The Keyword 'END' marks the end of PL/SQL block. Below is the syntax of the PL/SQL block structure.
Note: A block should be always followed by '/' which sends the information to the compiler about the end of the block.
PL/SQL blocks are of mainly two types.
- Anonymous blocks
- Named Blocks
Anonymous blocks are PL/SQL blocks which do not have any names assigned to them. They need to be created and used in the same session because they will not be stored in the server as a database objects.
Since they need not to store in the database, they need no compilation steps. They are written and executed directly, and compilation and execution happen in a single process.
Below are few more characteristics of Anonymous blocks.
- These blocks don't have any reference name specified for them.
- These blocks start with the keyword 'DECLARE' or 'BEGIN'.
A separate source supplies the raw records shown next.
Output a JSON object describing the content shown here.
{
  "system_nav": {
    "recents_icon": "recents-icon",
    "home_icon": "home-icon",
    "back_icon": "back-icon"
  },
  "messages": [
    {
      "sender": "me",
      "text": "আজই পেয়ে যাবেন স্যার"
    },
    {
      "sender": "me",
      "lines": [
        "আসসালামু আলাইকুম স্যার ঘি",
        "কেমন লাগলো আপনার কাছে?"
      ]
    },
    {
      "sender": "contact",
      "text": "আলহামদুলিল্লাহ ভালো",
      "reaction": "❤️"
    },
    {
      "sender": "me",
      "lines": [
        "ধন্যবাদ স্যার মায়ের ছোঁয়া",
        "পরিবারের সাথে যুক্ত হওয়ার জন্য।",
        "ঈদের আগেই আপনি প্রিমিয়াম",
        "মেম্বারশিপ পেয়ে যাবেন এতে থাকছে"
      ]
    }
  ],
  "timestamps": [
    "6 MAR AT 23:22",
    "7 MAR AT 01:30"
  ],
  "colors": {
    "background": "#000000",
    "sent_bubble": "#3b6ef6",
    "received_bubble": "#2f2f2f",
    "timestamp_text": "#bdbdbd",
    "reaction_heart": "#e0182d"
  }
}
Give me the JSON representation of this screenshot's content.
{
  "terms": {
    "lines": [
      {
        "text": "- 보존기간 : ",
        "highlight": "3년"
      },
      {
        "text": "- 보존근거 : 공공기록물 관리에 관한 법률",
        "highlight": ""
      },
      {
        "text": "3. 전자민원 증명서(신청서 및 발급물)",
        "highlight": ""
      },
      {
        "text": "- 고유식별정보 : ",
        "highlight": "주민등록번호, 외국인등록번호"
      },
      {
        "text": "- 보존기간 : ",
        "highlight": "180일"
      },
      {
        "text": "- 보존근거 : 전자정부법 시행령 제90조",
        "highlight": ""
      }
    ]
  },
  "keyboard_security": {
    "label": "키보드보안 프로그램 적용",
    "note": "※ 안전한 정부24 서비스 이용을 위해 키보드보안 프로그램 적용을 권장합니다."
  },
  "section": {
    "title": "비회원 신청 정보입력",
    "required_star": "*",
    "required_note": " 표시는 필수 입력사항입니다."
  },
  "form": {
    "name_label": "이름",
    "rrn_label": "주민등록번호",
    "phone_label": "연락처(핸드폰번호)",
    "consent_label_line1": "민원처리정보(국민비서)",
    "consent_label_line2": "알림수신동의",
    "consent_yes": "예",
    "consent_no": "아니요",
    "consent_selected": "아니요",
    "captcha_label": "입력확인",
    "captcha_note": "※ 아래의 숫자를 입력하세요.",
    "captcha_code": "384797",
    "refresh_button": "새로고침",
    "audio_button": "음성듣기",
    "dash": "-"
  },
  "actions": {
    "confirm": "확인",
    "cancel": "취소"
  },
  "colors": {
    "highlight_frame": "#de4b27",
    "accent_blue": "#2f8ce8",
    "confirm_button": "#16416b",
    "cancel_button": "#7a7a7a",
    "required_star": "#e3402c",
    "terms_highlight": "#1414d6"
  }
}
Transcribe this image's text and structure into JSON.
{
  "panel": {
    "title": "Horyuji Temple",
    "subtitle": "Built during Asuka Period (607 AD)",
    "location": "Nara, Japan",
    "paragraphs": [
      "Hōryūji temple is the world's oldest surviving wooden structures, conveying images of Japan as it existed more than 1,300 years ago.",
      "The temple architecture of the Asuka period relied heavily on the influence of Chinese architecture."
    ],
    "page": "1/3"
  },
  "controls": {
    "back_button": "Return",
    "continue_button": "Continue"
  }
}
- Since these blocks are not having any reference name, these cannot be stored for later purpose. They shall be created and executed in the same session.
- They can call the other named blocks, but call to anonymous block is not possible as it is not having any reference.
- It can have nested block in it which can be named or anonymous. It can also be nested to any blocks.
- These blocks can have all three sections of the block, in which execution section is mandatory, the other two sections are optional.
Named blocks are having a specific and unique name for them. They are stored as the database objects in the server. Since they are available as database objects, they can be referred to or used as long as it is present in the server. The compilation process for named blocks happens separately while creating them as a database objects.
Below are few more characteristics of Named blocks.
- These blocks can be called from other blocks.
- The block structure is same as an anonymous block, except it will never start with the keyword 'DECLARE'. Instead, it will start with the keyword 'CREATE' which instruct the compiler to create it as a database object.
- These blocks can be nested within other blocks. It can also contain nested blocks.
- Named blocks are basically of two types:
- We will learn more about these named blocks in "Procedure" and "Function" topics in this tutorial.
After this section, you should be aware of PL/SQL blocks and its types, different sections of blocks and their usages. The detailed description of the named PL/SQL blocks will be covered in the later chapters of this tutorial.